288 – Capre e cornacchie nella pineta di Dante

288) PINETA YRIARTEAnche Charles Yriarte, al pari di tanti altri viaggiatori ottocenteschi che visitarono Ravenna, rimase affascinato dalla sua pineta e dalle memorie che essa custodiva a partire da quella di Dante che nel XXVIII canto del Purgatorio ne aveva ricordato la bellezza.
Nel 1883 darà alle stampe i suoi resoconti di viaggio in una pubblicazione intitolata Le rive dell’Adriatico e il Montenegro dove descriverà la pineta ravennate con intense e liriche parole: «La Pineta non ha nulla di cupo né di terribile, e fa pensare al genio di Dante unicamente per la grazia di alcuni epiteti squisiti e di certi episodii pieni di sentimento. Ci andai di primavera, in una di quelle splendide mattine in cui vi sentite avvolgere e accarezzare da un’aria soave; i tappeti di musco, fitti sotto il piede, erano smaltati di fiori; dai biancospini venivano de’ canti d’uccelli, l’aria era tutta imbalsamata di profumi portati dai venti dell’Adriatico passando su quelle dense macchie di ginepro e d’erbe aromatiche; la solitudine non era turbata che da alcune capre internate in mezzo ai cespugli e dal gracidar delle cornacchie.
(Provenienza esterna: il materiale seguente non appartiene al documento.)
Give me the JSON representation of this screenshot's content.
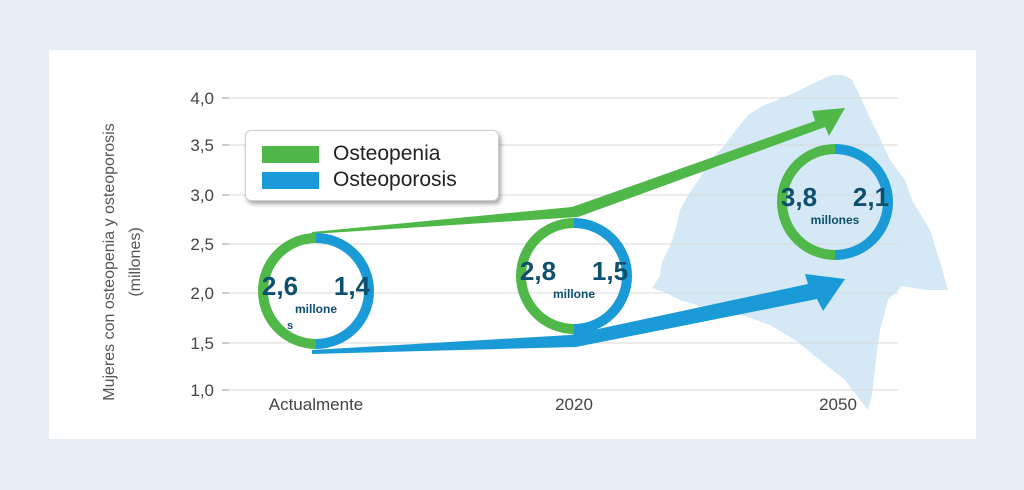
{
  "colors": {
    "osteopenia": "#50b848",
    "osteoporosis": "#1a9ad6",
    "map": "#d4e8f5",
    "value_text": "#0d4f6e",
    "gridline": "#d9d9d9",
    "axis_text": "#444444"
  },
  "chart_data": {
    "type": "line",
    "title": "",
    "xlabel": "",
    "ylabel": "Mujeres con osteopenia y osteoporosis\n(millones)",
    "categories": [
      "Actualmente",
      "2020",
      "2050"
    ],
    "y_ticks": [
      "4,0",
      "3,5",
      "3,0",
      "2,5",
      "2,0",
      "1,5",
      "1,0"
    ],
    "ylim": [
      1.0,
      4.0
    ],
    "grid": true,
    "legend": "top-left",
    "series": [
      {
        "name": "Osteopenia",
        "values": [
          2.6,
          2.8,
          3.8
        ]
      },
      {
        "name": "Osteoporosis",
        "values": [
          1.4,
          1.5,
          2.1
        ]
      }
    ],
    "annotations": [
      {
        "category": "Actualmente",
        "osteopenia_label": "2,6",
        "osteoporosis_label": "1,4",
        "unit": "millone",
        "unit_extra": "s"
      },
      {
        "category": "2020",
        "osteopenia_label": "2,8",
        "osteoporosis_label": "1,5",
        "unit": "millone",
        "unit_extra": ""
      },
      {
        "category": "2050",
        "osteopenia_label": "3,8",
        "osteoporosis_label": "2,1",
        "unit": "millones",
        "unit_extra": ""
      }
    ]
  }
}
Un solo albero, sempre identico, il pino parasole, cresce sopra una lunghezza di parecchie leghe, senza lasciar larghe radure. Con tutto ciò, la selva non è punto monotona, e presenta un non so che di inatteso nell’aspetto; a luogo a luogo, delle vendite, dove stanno accatastate delle legne tagliate regolarmente, e de’mucchi di cenere circolari, indicano un’industria forestale sistemata».